Adult rat spinal cord and GBM cells were extracted in 150-mmol/L sodium chloride, 10-mmol/L sodium phosphate, and 2-mmol/L EDTA (pH 7.2), containing 1% Triton X-100, 0.1% sodium dodecyl sulfate, and protease inhibitors (Complete; Roche Pharmaceuticals). Lysate clarified by centrifugation (400g, 10 minutes) was sequentially centrifuged for 30 minutes (4000g, 8000g, 100 000g, and 300 000g). Reduced and denatured supernates and pellets of each fraction were separated by gel electrophoresis (10% polyacrylamide), transferred to nitrocellulose, and probed with patient serum or CSF (molecular weight standards, 161-0374; Bio-Rad Laboratories Inc). To determine molecular identity, we solubilized the most informative fraction in second-dimension electrophoresis sample buffer, loaded it onto 13-cm immobilized pH gradient (Immobiline DryStrip, GE Healthcare; pH 4-7), and applied 3500 V (final voltage) for 20 hours. Second-dimension electrophoresis was performed on 10% polyacrylamide gel. After nitrocellulose membrane transfer (0.45 µm; Bio-Rad Laboratories), separated proteins were visualized by silver staining and autoradiography (Western blot). Peptides were identified (Mascot search algorithm) in excised immunoreactive spots analyzed by in-gel digest and tandem mass spectrometry.
Stably transfected and nontransfected HEK293 cell lysates (in a solution of 50-mmol/L Tris hydrochloride, pH 7.5, 150-mmol/L sodium chloride, and 2% Triton X-100) were clarified by centrifugation (1000g, 5 minutes), electrophoresed in 10% polyacrylamide gel, transferred electrophoretically to nitrocellulose membrane, blocked in buffer (in a solution of 20-mmol/L Tris, pH 7.6, 137-mmol/L sodium chloride, 0.1% Tween-20) that contained 10% powdered milk, then probed 1 hour with IgG specific for GFAP-α (1:50), GFAP-ε/δ (1:100), pan-GFAP (1:10 000), actin (1:2000), patient serum (1:100), patient CSF (1:10), or healthy control serum and CSF. After three 5-minute washes (20-mmol/L Tris, pH 7.6, 137-mmol/L sodium chloride, 0.1% Tween-20), blots were incubated for 30 minutes with horseradish peroxidase–conjugated goat anti–rabbit IgG, swine anti–goat IgG, or goat anti–human IgG (1:2000). After washing, bound IgG was detected autoradiographically by enhanced chemiluminescence (SuperSignal West Pico Luminol/Enhancer; Thermo Fisher Scientific).

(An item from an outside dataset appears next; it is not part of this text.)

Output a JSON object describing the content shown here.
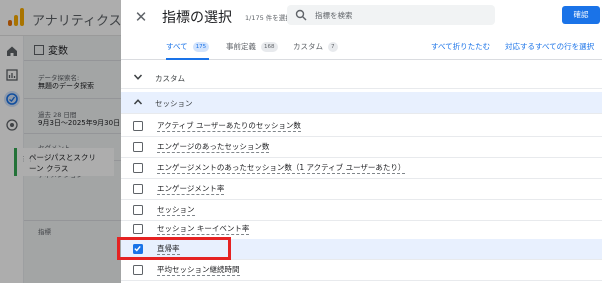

The 16 patients initially identified with this autoantibody had a unifying diagnosis of meningoencephalomyelitis that resembled earlier described nonvasculitic autoimmune inflammatory meningoencephalitis.8,9 These 16 patients are the subject of this study. Median age at neurologic symptom onset was 42 years (range, 21-73 years); there was no sex predominance.
IgG in all 16 patients intensely stained cytoplasmic filaments in histologically restricted astrocyte populations. None of 173 Olmsted County healthy control serum specimens yielded this pattern. Apart from 87 subsequently identified seropositive patients (eFigure 1 in the Supplement), this pattern was not yielded by any serum or CSF specimen among more than 100 000 patients with miscellaneous neurologic disorders tested by service tissue–based immunofluorescence assay. Immunostaining in mouse brain was confined to pia, subpia, and midbrain foci (Figure 1A); periventricular region (Figure 1B); and rostral migratory stream (eFigure 2 in the Supplement). Enteric ganglia and nerves with mucosa-penetrating filaments were prominent immunoreactive elements in the periphery (Figure 1C); renal nerve elements were nonimmunoreactive. In spinal cord, immunoreactive filaments were prominent around the central canal and in gray matter, radiating to pia (Figure 1D).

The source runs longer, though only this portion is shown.